Her reinvention notwithstanding, “the book business is still a thriving business,” she said at Indigo’s annual meeting on Wednesday. “What strikes us most significantly is the percentage of people whom we talk to and survey, who say they are reading both ways.”

The silver lining is a saving grace in a book-selling landscape that can’t hide from the harsh reality: About 18 per cent of readers already have moved to e-books from physical books, according to Indigo data. Industry projections suggest that within five years, as much as 50 per cent of books will be read digitally.

And while the projections will continue to strain Indigo’s bottom line, Ms.
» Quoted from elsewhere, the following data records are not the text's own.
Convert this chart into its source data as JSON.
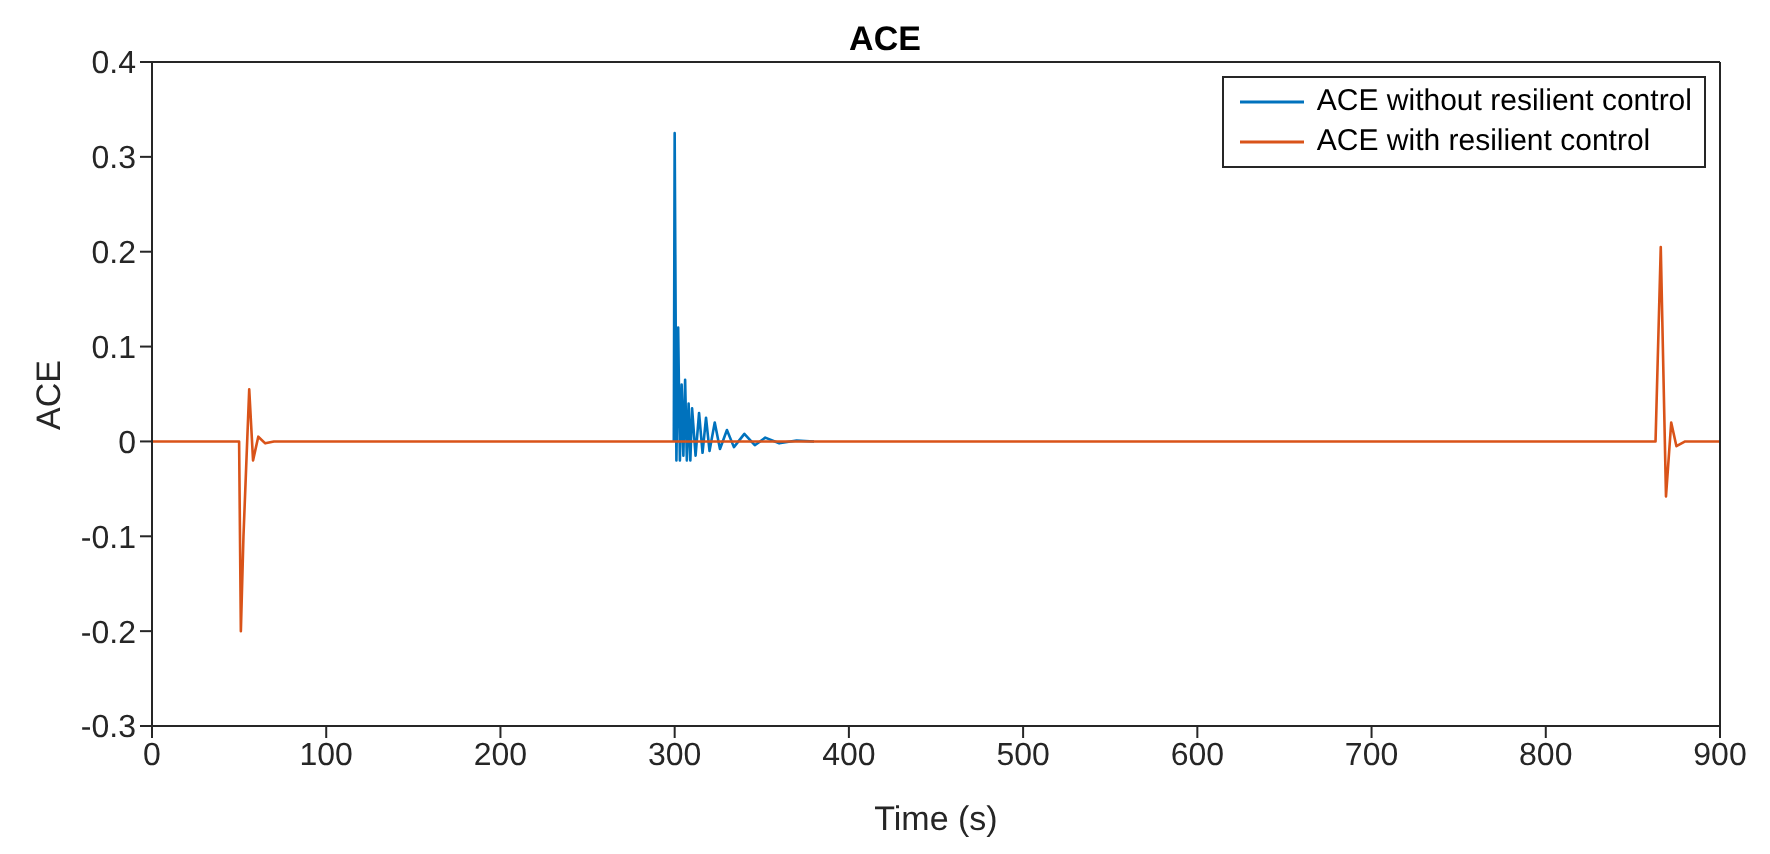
{
  "chart_data": {
    "type": "line",
    "title": "ACE",
    "xlabel": "Time (s)",
    "ylabel": "ACE",
    "xlim": [
      0,
      900
    ],
    "xticks": [
      0,
      100,
      200,
      300,
      400,
      500,
      600,
      700,
      800,
      900
    ],
    "ylim": [
      -0.3,
      0.4
    ],
    "yticks": [
      -0.3,
      -0.2,
      -0.1,
      0,
      0.1,
      0.2,
      0.3,
      0.4
    ],
    "grid": false,
    "legend": "top right",
    "marker": "none",
    "line_style": "solid",
    "series": [
      {
        "name": "ACE without resilient control",
        "color": "#0072bd",
        "x": [
          299.5,
          300,
          301,
          302,
          303,
          304,
          305,
          306,
          307,
          308,
          309,
          310,
          312,
          314,
          316,
          318,
          320,
          323,
          326,
          330,
          334,
          340,
          346,
          352,
          360,
          370,
          380
        ],
        "values": [
          0,
          0.325,
          -0.02,
          0.12,
          -0.02,
          0.06,
          -0.015,
          0.065,
          -0.02,
          0.04,
          -0.02,
          0.035,
          -0.015,
          0.03,
          -0.012,
          0.025,
          -0.01,
          0.02,
          -0.008,
          0.012,
          -0.006,
          0.008,
          -0.004,
          0.004,
          -0.002,
          0.001,
          0
        ]
      },
      {
        "name": "ACE with resilient control",
        "color": "#d95319",
        "x": [
          0,
          50,
          51,
          52.5,
          55.8,
          58,
          61,
          65,
          70,
          863,
          866,
          869,
          872,
          875,
          880,
          900
        ],
        "values": [
          0,
          0,
          -0.2,
          -0.1,
          0.055,
          -0.02,
          0.005,
          -0.002,
          0,
          0,
          0.205,
          -0.058,
          0.02,
          -0.005,
          0,
          0
        ]
      }
    ]
  }
}
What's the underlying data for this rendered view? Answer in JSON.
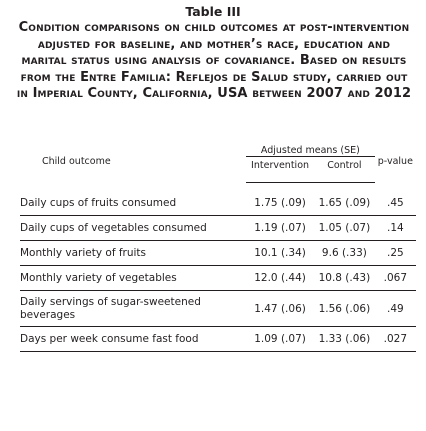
{
  "title": "Table III",
  "caption": "Condition comparisons on child outcomes at post-intervention adjusted for baseline, and mother’s race, education and marital status using analysis of covariance. Based on results from the Entre Familia: Reflejos de Salud study, carried out in Imperial County, California, USA between 2007 and 2012",
  "table": {
    "header": {
      "outcome": "Child outcome",
      "group": "Adjusted means (SE)",
      "intervention": "Intervention",
      "control": "Control",
      "p": "p-value"
    },
    "rows": [
      [
        "Daily cups of fruits consumed",
        "1.75 (.09)",
        "1.65 (.09)",
        ".45"
      ],
      [
        "Daily cups of vegetables consumed",
        "1.19 (.07)",
        "1.05 (.07)",
        ".14"
      ],
      [
        "Monthly variety of fruits",
        "10.1 (.34)",
        "9.6 (.33)",
        ".25"
      ],
      [
        "Monthly variety of vegetables",
        "12.0 (.44)",
        "10.8 (.43)",
        ".067"
      ],
      [
        "Daily servings of sugar-sweetened beverages",
        "1.47 (.06)",
        "1.56 (.06)",
        ".49"
      ],
      [
        "Days per week consume fast food",
        "1.09 (.07)",
        "1.33 (.06)",
        ".027"
      ]
    ]
  }
}
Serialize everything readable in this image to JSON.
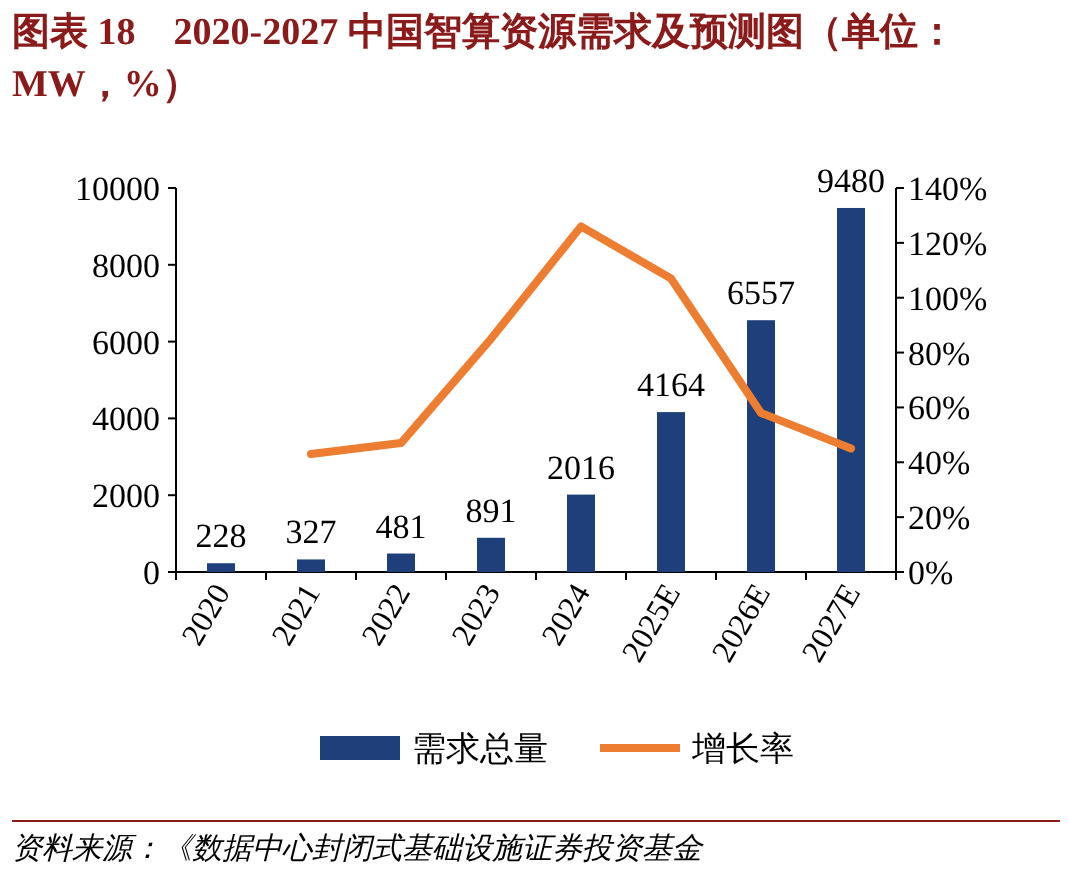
{
  "chart_data": {
    "type": "bar",
    "title": "图表 18　2020-2027 中国智算资源需求及预测图（单位：MW，%）",
    "categories": [
      "2020",
      "2021",
      "2022",
      "2023",
      "2024",
      "2025E",
      "2026E",
      "2027E"
    ],
    "series": [
      {
        "name": "需求总量",
        "color": "#1f3f7a",
        "values": [
          228,
          327,
          481,
          891,
          2016,
          4164,
          6557,
          9480
        ],
        "value_labels": [
          "228",
          "327",
          "481",
          "891",
          "2016",
          "4164",
          "6557",
          "9480"
        ]
      },
      {
        "name": "增长率",
        "type": "line",
        "axis": "y2",
        "color": "#ed7d31",
        "values": [
          null,
          43,
          47,
          85,
          126,
          107,
          58,
          45
        ]
      }
    ],
    "ylim": [
      0,
      10000
    ],
    "yticks": [
      0,
      2000,
      4000,
      6000,
      8000,
      10000
    ],
    "y2lim": [
      0,
      140
    ],
    "y2ticks": [
      {
        "value": 0,
        "label": "0%"
      },
      {
        "value": 20,
        "label": "20%"
      },
      {
        "value": 40,
        "label": "40%"
      },
      {
        "value": 60,
        "label": "60%"
      },
      {
        "value": 80,
        "label": "80%"
      },
      {
        "value": 100,
        "label": "100%"
      },
      {
        "value": 120,
        "label": "120%"
      },
      {
        "value": 140,
        "label": "140%"
      }
    ],
    "legend": "bottom",
    "grid": false,
    "annotations": [
      "资料来源：《数据中心封闭式基础设施证券投资基金"
    ]
  }
}
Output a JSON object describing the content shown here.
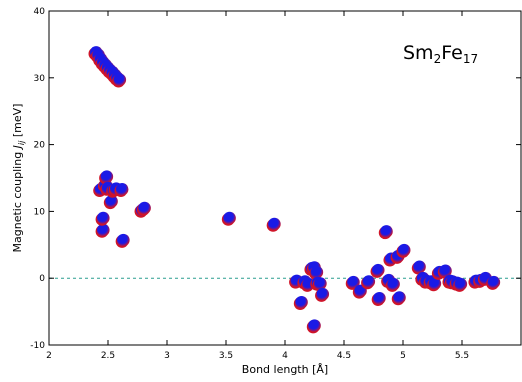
{
  "chart_data": {
    "type": "scatter",
    "annotation": {
      "base1": "Sm",
      "sub1": "2",
      "base2": "Fe",
      "sub2": "17"
    },
    "xlabel": "Bond length [Å]",
    "ylabel": {
      "prefix": "Magnetic coupling ",
      "j": "J",
      "sub": "ij",
      "suffix": " [meV]"
    },
    "xlim": [
      2,
      6
    ],
    "ylim": [
      -10,
      40
    ],
    "x_ticks": [
      2,
      2.5,
      3,
      3.5,
      4,
      4.5,
      5,
      5.5
    ],
    "x_tick_labels": [
      "2",
      "2.5",
      "3",
      "3.5",
      "4",
      "4.5",
      "5",
      "5.5"
    ],
    "y_ticks": [
      -10,
      0,
      10,
      20,
      30,
      40
    ],
    "y_tick_labels": [
      "-10",
      "0",
      "10",
      "20",
      "30",
      "40"
    ],
    "reference_line": {
      "y": 0,
      "style": "dashed",
      "color": "#2a9d8f"
    },
    "colors": {
      "primary": "#1a1ae6",
      "secondary": "#d01428"
    },
    "series": [
      {
        "x": [
          2.4,
          2.42,
          2.44,
          2.46,
          2.48,
          2.5,
          2.52,
          2.54,
          2.56,
          2.58,
          2.6
        ],
        "y": [
          33.8,
          33.4,
          32.8,
          32.3,
          31.9,
          31.5,
          31.1,
          30.8,
          30.4,
          30.0,
          29.7
        ]
      },
      {
        "x": [
          2.44,
          2.46,
          2.46,
          2.48,
          2.49,
          2.5,
          2.53,
          2.55,
          2.57,
          2.62,
          2.63,
          2.79,
          2.81,
          3.53,
          3.91
        ],
        "y": [
          13.3,
          7.2,
          9.0,
          14.0,
          15.2,
          13.5,
          11.5,
          13.2,
          13.4,
          13.3,
          5.7,
          10.2,
          10.5,
          9.0,
          8.1
        ]
      },
      {
        "x": [
          4.1,
          4.14,
          4.17,
          4.2,
          4.23,
          4.25,
          4.25,
          4.27,
          4.28,
          4.3,
          4.32,
          4.58,
          4.64,
          4.71,
          4.79,
          4.8,
          4.86,
          4.88,
          4.9,
          4.92,
          4.96,
          4.97,
          5.01,
          5.14,
          5.17,
          5.2,
          5.24,
          5.27,
          5.31,
          5.36,
          5.4,
          5.42,
          5.46,
          5.49,
          5.62,
          5.66,
          5.7,
          5.77
        ],
        "y": [
          -0.4,
          -3.6,
          -0.5,
          -0.9,
          1.5,
          -7.1,
          1.6,
          0.9,
          -0.7,
          -0.8,
          -2.4,
          -0.6,
          -1.9,
          -0.5,
          1.2,
          -3.0,
          7.0,
          -0.3,
          2.9,
          -0.9,
          3.3,
          -2.9,
          4.2,
          1.7,
          0.0,
          -0.4,
          -0.5,
          -0.8,
          0.9,
          1.1,
          -0.4,
          -0.5,
          -0.7,
          -0.9,
          -0.4,
          -0.3,
          0.0,
          -0.6
        ]
      }
    ]
  }
}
Reisman can find some comfort in the number of consumers who remain loyal to traditional books, even as they read some material on a Kobo or iPad as well.

“Some people thought that everybody would be reading digitally,” said Robert Gibson, head of research at Octagon Capital. “I don’t think that that has happened, or is going to happen.”

Ms. Reisman has reason to appreciate her customers who stick with physical books. Hardcover books generate more than twice the gross profit margins of digital books, Mr. Gibson said. “The margin on digital is skinny, skinny, skinny.”

The shifts have caused significant pain to Indigo, which now is investing in its burgeoning non-book business. Indigo’s EBITDA (earnings before interest, tax, depreciation and and amortization) margin tumbled to 2.8 per cent in fiscal 2012 from 8 per cent in fiscal 2008, before e-readers became a bigger force.

“The transformation we are embarked upon is a demanding multiyear effort,” Ms. Reisman said in her recent annual report. “It will certainly take a few years before our operating financial results … return to pre-e-book levels and are poised for major new growth.”

Under her transformation, Ms. Reisman is stocking up on toys, gifts, stationery and home goods to help offset the decline in Indigo’s book sales. She said on Wednesday that each of the non-book businesses is growing “very nicely.”

Along with its e-book challenge, the retailer also battles U.S.-based discount giants Wal-Mart, Costco and online specialist Amazon.com, which offer heavy markdowns on books. By next March, Indigo will feel further strains when U.S. cheap-chic purveyor Target Corp. starts to open its first stores in Canada.

The federal government is reviewing Target’s move here to determine whether its bookshelves and cultural products will carry enough homegrown content.

In 2010, Ottawa weighed Amazon.com’s proposal to set up its own warehouse here. It gave the online retailer its nod, with the condition that Amazon.com invest more than $20-million, including $1.5-million for cultural events and awards and for promoting Canadian-authored books abroad.

Indigo is looking for a boost. Its fourth-quarter results swung to a profit because of the sale of its Kobo e-reader business. However, excluding one-time items such as the Kobo gain, its loss widened to $15.3-million from $13.7-million a year earlier. Revenue slipped to $196-million from $200-million.